Irving Wasserman's fascinatin'
rhythm of life: The man behind the festival
Irving Wasserman. / Photo by Jen Pulham
By Jen Pulham
February 14, 2006 | World War I. One family flees
the Russians across the Alps, over the Carpathian Mountains,
through Czechoslovakia, and into Vienna, Austria, where
Irving Wassermann, then a toddler, starts his lifelong
education in music.
Wassermann, now a 91-year-old resident of Logan, started
taking piano lessons when he was 5. The most impressive
piano instructor of his youth was Professor Mierski.
But Mierksi's lessons were more on life than music.
"I didn't learn one thing from him technically," Wassermann
said. "I learned from him to love music. I learned from
him to love literature. This man made me read just by
talking to me."
Wassermann loved him like a father, but that's not
unusual for Wassermann. He considers many of his acquaintances
as good as family, if not closer.
Wassermann has "adopted children" or "adopted grandchildren"

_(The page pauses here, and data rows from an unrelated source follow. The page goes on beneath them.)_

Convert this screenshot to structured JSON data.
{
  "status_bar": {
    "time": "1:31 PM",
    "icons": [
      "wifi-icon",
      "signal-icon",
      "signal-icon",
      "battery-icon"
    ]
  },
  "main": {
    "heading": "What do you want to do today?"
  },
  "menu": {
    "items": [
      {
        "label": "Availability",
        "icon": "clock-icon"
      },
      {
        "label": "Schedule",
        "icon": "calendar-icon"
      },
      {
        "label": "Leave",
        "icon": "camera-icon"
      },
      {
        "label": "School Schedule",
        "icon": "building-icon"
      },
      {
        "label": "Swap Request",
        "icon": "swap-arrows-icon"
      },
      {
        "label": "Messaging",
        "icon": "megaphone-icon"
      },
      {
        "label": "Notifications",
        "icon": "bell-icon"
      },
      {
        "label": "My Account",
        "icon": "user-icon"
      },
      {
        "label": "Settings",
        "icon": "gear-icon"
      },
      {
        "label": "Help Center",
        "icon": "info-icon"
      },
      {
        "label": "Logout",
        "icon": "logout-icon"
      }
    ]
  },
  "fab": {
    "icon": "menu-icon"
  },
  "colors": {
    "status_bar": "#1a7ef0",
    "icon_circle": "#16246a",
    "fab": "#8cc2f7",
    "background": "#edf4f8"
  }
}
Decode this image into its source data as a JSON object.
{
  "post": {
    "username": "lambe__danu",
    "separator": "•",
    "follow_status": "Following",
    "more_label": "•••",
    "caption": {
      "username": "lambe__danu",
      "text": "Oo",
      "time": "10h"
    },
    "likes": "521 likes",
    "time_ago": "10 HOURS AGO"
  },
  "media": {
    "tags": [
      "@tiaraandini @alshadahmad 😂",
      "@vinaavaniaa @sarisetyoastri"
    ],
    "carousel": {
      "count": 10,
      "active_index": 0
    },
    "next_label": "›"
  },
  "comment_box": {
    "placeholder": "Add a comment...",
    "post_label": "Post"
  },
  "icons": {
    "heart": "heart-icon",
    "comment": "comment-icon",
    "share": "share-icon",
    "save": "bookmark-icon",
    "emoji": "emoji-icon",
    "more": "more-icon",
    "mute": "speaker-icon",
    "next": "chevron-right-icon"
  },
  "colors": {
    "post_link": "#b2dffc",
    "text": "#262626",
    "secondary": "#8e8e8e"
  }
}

scattered across the globe, from Paris, to Nigeria to
China. Their pictures or letters adorn the walls and
tables of his basement music studio.
According to him, "I love them at least as well as
my own children." Some of his "grandchildren" are neighbors.
Others are former students. Many are not related, but
they all call him "grandpa."
At 12 years old, Wassermann wanted to become an engineer,
like his uncle. Instead he continued secondary schooling,
learning Latin, Greek, French, Polish, and Ruthanian.
In 1937, to pacify his father he attained his law diploma
from the University of Krakow. But this was not his
dream. "I wanted to be a lawyer as much as I wanted
to be the Pope," he joked.
Wassermann continued to play the piano, but his ambition
was not to play, either, nor to engineer, nor to practice
law. He wanted to teach. "I always loved teaching ten
times better than performing," he said. "I never dreamt
of being a concert performer, I always wanted to teach."
In 1938 he crossed the Atlantic Ocean and began life
in New York City. But for Wassermann, life was not exactly
a walk in Central Park. "I had no money," he said. "Little
by little I sort of began to make a living. You can
call it a living because I didn't die."
He began to play with a New York orchestra. A week
before rehearsal, Wassermann woke up with "fingers like
frankfurters." He could not play! The hospital was not
able to give him any answers, so when a friend suggested
that his big fingers could be the humidity, and that
he should move to Utah, Wassermann was willing to give
it a try.
His family, however, remained in Europe, very much
in harm's way. They were Jews, and as the Holocaust
began, something had to be done. His mother was able
to escape to America and joined her son in Utah in 1946.
His brother and sister, however, were killed by Nazis.
Wassermann's dream was realized in 1955: he became
a teacher at USU. During his years of teaching, he also
served as department head and director of the piano
program. It was during this time that he introduced
the music therapy program at USU.
In the 70s, he started to plan the Music West Festival.
"My idea was to have a music festival because I wanted
our students to learn about music," Wassermann said.
When he introduced the idea to his colleagues, he said
they thought he was nuts. After four years of discussing,
planning, and persuading, the festival began.
Now in its 26th year, the Wassermann festival revolves
around performances by guest musicians, particularly
pianists. They also hold lectures and workshops for
those interested. It has come a long way since instituted
Wassermann's purpose for having the festival was to
teach students to learn to play with other musicians.
"I wanted the pianists to play with violinists, the
violinists to play with vocalists," Wassermann said.
"The only way to learn is by playing with somebody."
When he retired, the festival changed hands and those
hands, in turn, changed the festival. It became a spring
festival deigned mostly for pianists, rather than all
musicians. "I'm just happy they have it," he said. "I
wish they'd make it more along the lines I envisioned.
It should be in the summer."
Wassermann still tries to attend the festival every
year, but he doesn't play the piano very much anymore.
"I've forgotten how to move my fingers," he said. But
as he posed for a picture, the old pianist's hands came
to life as he picked out the gentle melodies of Chopin's
"Nocturne", adding in his own improvisation here and
Wassermann lives in Logan with his wife, Mary, and
they eagerly await news or visits from their children
and grandchildren, even those "adopted."